More than a G from a car that is only the base upon which Turbos, GT2s and GT3s will be built in the near future. Wow.
Halters
Combine rearward weight biases with massive brakes and, no surprise, both these cars are mighty stoppers. Using medium to firm pedal application, both cars squat down over all four of their tires and flat eradicate forward motion. The R8 needed a scant 104 feet to haul itself down from 60 mph, while the Carrera S did the trick in an even scanter 102 feet. On a different surface, both these cars are likely capable of doing the 60-0 deed in under 100 feet.
But beyond that, neither car exhibited any brake fade or any wheel shudders or shimmies.
On the first lap around a road course, in either of these cars, drivers will find themselves braking later into each succeeding corner. On the second lap, every corner's apex will seem to have moved half-again deeper into the curve.

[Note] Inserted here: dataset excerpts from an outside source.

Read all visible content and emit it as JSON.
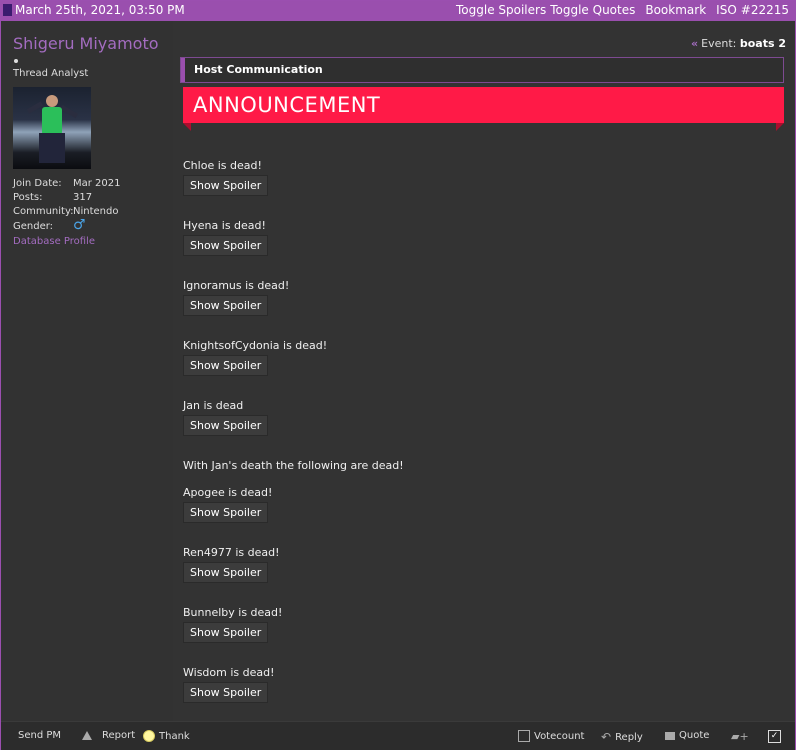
{
  "topbar": {
    "date": "March 25th, 2021, 03:50 PM",
    "toggle_spoilers": "Toggle Spoilers",
    "toggle_quotes": "Toggle Quotes",
    "bookmark": "Bookmark",
    "iso": "ISO",
    "post_number": "#22215"
  },
  "user": {
    "name": "Shigeru Miyamoto",
    "title": "Thread Analyst",
    "join_label": "Join Date:",
    "join_value": "Mar 2021",
    "posts_label": "Posts:",
    "posts_value": "317",
    "community_label": "Community:",
    "community_value": "Nintendo",
    "gender_label": "Gender:",
    "gender_icon": "male-symbol",
    "database_profile": "Database Profile"
  },
  "post": {
    "event_label": "Event:",
    "event_value": "boats 2",
    "host_label": "Host Communication",
    "announcement": "ANNOUNCEMENT",
    "entries": [
      {
        "text": "Chloe is dead!",
        "button": "Show Spoiler"
      },
      {
        "text": "Hyena is dead!",
        "button": "Show Spoiler"
      },
      {
        "text": "Ignoramus is dead!",
        "button": "Show Spoiler"
      },
      {
        "text": "KnightsofCydonia is dead!",
        "button": "Show Spoiler"
      },
      {
        "text": "Jan is dead",
        "button": "Show Spoiler"
      },
      {
        "text": "Apogee is dead!",
        "button": "Show Spoiler"
      },
      {
        "text": "Ren4977 is dead!",
        "button": "Show Spoiler"
      },
      {
        "text": "Bunnelby is dead!",
        "button": "Show Spoiler"
      },
      {
        "text": "Wisdom is dead!",
        "button": "Show Spoiler"
      }
    ],
    "jan_note": "With Jan's death the following are dead!"
  },
  "footer": {
    "send_pm": "Send PM",
    "report": "Report",
    "thank": "Thank",
    "votecount": "Votecount",
    "reply": "Reply",
    "quote": "Quote"
  },
  "colors": {
    "accent": "#9a4fae",
    "announcement": "#ff1a47",
    "username": "#a36cc0"
  }
}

Every R8 or 911 owner should extend the driveway into their estates a couple miles and add 13 or 14 corners between the front gate and the garage.
Pitting the Cockpits
Anyone who has driven an Acura NSX will feel at home in an R8. The cowl is low, the two seats are even lower and the instrumentation is in a pod directly in front of the driver. It's all very logical and a little cold.
In contrast, and like previous 911s, the driver and shotgun passenger sit rather upright and tall in the newest version. The "Panamera Light" center console is taller than in any previous 911s, but it's neither off-putting nor particularly distracting. What is annoying is the small driver's footwell that seems optimized for two-pedal operation in PDK-equipped 911s. In the three-pedal manual transmission car, the driver's legs feel crammed over toward the centerline.
The 911's rear seats are useless for human beings, but are useful for carrying sports bags, groceries or a Siberian Husky puppy. Surprisingly, it's a true everyday utility advantage over the R8.
Both cockpits are covered in beautifully stitched leather and have perfectly shaped seats. But despite such sops to Porsche tradition as the left-mounted key and the five intersecting circles that contain the instrumentation, the 911 cockpit feels more 21st century than the R8's. And that's likely the century it's going to spend most of its time in.
Choosing Between Brilliance and Brilliance
Anyone rich enough to buy one of these cars can likely buy both. So buy both, and enjoy the variety.
But of course that would be wasteful, so do yourself a favor and get the Porsche. The 911's interior is more flexible than the R8's, it's somewhat easier to get in and out of, and it rides a squishy bit better when chasing the horizon on long cruises. Plus, while it's initially fun to attract attention in the 2012 Audi R8, it grows tiresome about the fifth time a stranger comes up expecting a guided tour.
Then, after all that, there's the simple fact that the 2012 Porsche 911 Carrera S tested here runs about $125,000 as-tested while the R8 comes in at $128,715. Greatness is rarely cheap, but relatively speaking — and even well into six figures — the new 911 Carrera S is a great bargain.